Amid a few hours of deliberating over particularities in the wording of the proposals, it was clear that Council members supported a continued role of police in the city, albeit as part of a new overarching department.
Councilor Donna Flemming offered an amendment to the resolution to eliminate a specific line dealing with what had been originally coined as the Department of Community Solutions and Public Safety.

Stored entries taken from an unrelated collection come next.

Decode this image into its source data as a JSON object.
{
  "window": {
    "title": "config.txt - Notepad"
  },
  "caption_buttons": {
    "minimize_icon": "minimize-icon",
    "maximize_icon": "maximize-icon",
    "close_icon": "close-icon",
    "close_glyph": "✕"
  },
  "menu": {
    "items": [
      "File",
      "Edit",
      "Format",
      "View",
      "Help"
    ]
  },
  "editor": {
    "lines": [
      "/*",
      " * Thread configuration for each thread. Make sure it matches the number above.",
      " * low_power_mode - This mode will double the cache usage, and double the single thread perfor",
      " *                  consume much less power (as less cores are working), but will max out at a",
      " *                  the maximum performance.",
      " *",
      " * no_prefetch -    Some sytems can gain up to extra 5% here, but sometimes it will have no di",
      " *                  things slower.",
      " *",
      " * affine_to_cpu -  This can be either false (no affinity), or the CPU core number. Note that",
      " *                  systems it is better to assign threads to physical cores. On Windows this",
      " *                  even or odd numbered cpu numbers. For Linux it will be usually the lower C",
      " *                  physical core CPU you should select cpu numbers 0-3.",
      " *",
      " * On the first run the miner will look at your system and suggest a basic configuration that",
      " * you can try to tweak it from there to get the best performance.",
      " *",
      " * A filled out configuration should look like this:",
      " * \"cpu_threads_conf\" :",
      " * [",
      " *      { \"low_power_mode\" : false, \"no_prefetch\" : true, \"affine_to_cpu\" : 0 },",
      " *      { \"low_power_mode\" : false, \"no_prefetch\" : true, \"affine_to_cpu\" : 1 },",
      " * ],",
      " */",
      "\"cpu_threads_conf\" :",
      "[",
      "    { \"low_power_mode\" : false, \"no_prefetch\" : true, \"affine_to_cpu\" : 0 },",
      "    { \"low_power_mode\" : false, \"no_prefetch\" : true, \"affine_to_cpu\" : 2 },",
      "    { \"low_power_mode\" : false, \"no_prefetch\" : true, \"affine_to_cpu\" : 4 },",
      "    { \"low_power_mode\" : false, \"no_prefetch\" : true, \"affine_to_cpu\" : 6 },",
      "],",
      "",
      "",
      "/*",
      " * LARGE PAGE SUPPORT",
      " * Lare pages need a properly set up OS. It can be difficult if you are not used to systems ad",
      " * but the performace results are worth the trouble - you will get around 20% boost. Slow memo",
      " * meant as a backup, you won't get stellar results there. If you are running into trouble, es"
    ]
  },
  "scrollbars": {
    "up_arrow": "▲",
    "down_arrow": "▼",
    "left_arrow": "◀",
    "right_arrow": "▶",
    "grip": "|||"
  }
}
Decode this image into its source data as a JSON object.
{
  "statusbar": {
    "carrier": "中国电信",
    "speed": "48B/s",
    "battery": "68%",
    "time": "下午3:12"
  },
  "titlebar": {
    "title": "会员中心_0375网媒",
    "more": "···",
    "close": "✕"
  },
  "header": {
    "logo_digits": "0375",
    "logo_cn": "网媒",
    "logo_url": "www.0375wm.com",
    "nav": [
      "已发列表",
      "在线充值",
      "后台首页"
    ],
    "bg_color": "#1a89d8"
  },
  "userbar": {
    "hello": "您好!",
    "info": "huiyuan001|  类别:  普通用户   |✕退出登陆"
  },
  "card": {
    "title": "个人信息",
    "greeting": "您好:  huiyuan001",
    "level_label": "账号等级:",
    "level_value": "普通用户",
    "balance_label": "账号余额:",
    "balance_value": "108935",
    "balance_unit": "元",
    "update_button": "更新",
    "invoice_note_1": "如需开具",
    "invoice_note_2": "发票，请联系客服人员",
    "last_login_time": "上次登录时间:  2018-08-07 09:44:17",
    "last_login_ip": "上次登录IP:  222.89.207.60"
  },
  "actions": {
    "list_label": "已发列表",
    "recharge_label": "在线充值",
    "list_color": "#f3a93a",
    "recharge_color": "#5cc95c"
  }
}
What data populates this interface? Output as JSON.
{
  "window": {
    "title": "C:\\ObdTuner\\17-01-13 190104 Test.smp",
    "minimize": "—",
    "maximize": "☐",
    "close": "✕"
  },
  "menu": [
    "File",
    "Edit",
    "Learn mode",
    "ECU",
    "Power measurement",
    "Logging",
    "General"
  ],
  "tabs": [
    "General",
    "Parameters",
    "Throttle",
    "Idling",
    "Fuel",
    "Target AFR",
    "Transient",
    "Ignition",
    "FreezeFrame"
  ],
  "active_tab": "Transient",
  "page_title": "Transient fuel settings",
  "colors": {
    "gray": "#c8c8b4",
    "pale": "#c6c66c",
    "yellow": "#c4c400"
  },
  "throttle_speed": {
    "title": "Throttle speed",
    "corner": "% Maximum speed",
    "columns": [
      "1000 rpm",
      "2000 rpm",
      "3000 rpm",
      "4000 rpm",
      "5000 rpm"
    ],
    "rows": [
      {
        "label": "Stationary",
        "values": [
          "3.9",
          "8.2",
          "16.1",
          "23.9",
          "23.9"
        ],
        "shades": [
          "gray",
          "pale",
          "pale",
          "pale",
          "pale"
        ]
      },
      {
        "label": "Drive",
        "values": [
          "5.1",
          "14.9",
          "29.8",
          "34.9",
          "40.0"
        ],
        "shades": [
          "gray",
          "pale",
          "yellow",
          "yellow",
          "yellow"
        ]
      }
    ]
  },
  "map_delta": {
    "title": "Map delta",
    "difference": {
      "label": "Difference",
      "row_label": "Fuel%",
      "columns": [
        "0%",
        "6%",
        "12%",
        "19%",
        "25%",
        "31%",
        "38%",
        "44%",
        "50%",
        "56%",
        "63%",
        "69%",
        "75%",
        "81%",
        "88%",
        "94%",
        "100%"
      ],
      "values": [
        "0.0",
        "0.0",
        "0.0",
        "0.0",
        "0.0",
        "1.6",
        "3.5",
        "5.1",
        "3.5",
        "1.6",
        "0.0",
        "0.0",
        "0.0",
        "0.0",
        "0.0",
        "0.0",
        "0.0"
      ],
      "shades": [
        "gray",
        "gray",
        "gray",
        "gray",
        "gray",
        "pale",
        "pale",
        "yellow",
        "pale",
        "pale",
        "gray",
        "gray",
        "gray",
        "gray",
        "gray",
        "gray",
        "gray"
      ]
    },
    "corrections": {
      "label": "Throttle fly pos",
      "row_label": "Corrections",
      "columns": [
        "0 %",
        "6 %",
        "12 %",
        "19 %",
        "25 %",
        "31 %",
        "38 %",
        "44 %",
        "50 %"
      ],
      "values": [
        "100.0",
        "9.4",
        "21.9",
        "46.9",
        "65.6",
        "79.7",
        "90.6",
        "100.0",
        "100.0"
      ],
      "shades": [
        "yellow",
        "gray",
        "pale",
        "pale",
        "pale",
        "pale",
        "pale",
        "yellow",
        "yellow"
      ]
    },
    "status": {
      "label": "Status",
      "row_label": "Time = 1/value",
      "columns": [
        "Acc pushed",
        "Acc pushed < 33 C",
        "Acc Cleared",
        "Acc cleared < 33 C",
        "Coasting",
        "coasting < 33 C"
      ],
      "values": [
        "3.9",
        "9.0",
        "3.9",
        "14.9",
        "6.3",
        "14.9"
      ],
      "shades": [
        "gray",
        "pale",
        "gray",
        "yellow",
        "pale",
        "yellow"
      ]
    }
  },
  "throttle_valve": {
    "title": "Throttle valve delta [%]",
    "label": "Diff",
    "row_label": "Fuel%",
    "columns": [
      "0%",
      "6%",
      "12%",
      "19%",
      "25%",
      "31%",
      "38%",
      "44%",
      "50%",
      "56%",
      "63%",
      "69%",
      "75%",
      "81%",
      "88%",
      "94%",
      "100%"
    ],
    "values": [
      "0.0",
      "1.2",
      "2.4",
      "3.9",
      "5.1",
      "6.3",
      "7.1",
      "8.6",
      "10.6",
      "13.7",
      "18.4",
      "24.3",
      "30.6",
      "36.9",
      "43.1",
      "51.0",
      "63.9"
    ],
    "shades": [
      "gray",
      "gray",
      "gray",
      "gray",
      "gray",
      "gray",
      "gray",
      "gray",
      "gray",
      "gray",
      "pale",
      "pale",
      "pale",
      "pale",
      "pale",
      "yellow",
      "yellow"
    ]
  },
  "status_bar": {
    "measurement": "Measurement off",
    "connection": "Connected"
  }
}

Flemming’s amendment would remove the term “create a department” from the recommendation.
“The reason I’d like to delete that is because I think the phrase ‘to create a department’ implies that we would eliminate the current department, and I don’t think that’s the implication we want to make,” Flemming said.
Though discourse remained tempered, other Council members disagreed with Flemming, asserting that “create a department” means a much deeper change to the existing Ithaca Police Department.
“They’re looking for something that very obviously is a new department, is a departure, is a rebuild, is something that’s built for our community,” Councilor Stephen Smith said, paraphrasing what he’s heard from constituents. “That’s what the hope is, is that we’re taking this moment to really hit the reset and build something, a new something, again, built for our community and not enhancing a system that frankly there isn’t much trust in.”
Flemming’s amendment failed in a 6-4 vote, the most contentious of the evening.
The Council was, however, more in favor of two moves by Councilor George McGonigal on changing wording in the same recommendation. The first changed the tentative name of the new overarching agency to the “Department of Public Safety.” The second specified that armed officers under that agency would be called police officers, a departure from previous wording that had left that up for the task force designing the new department to decide.
“I’d soon rather call a duck a duck,” McGonigal said.
According to the resolution, a task force will now take over the work for designing how the new overarching Department of Public Safety would work, with a full report due Sept. 1. The Common Council would have to vote on additional legislation at that time, and the measure could ultimately have to go to a citywide referendum before approval.
Aside from recommendation one, the Council also modified a recommendation to transfer the Ithaca Police SWAT Truck or Mobile Command Unit to the Tompkins County Sheriff’s Office. The county had dropped that recommendation from its reform measure, but the city plans to continue considering transferring ownership as part of another recommendation in the plan that more broadly considers how SWAT is deployed.
The measures approved Wednesday were the result of several months of public input and study spurred by Gov. Andrew Cuomo’s Executive Order 203 instructing all municipalities in New York to review their police departments’ practices and submit a plan to the state by April 1.
The order was in response to the death of George Floyd and the resulting calls for racial justice.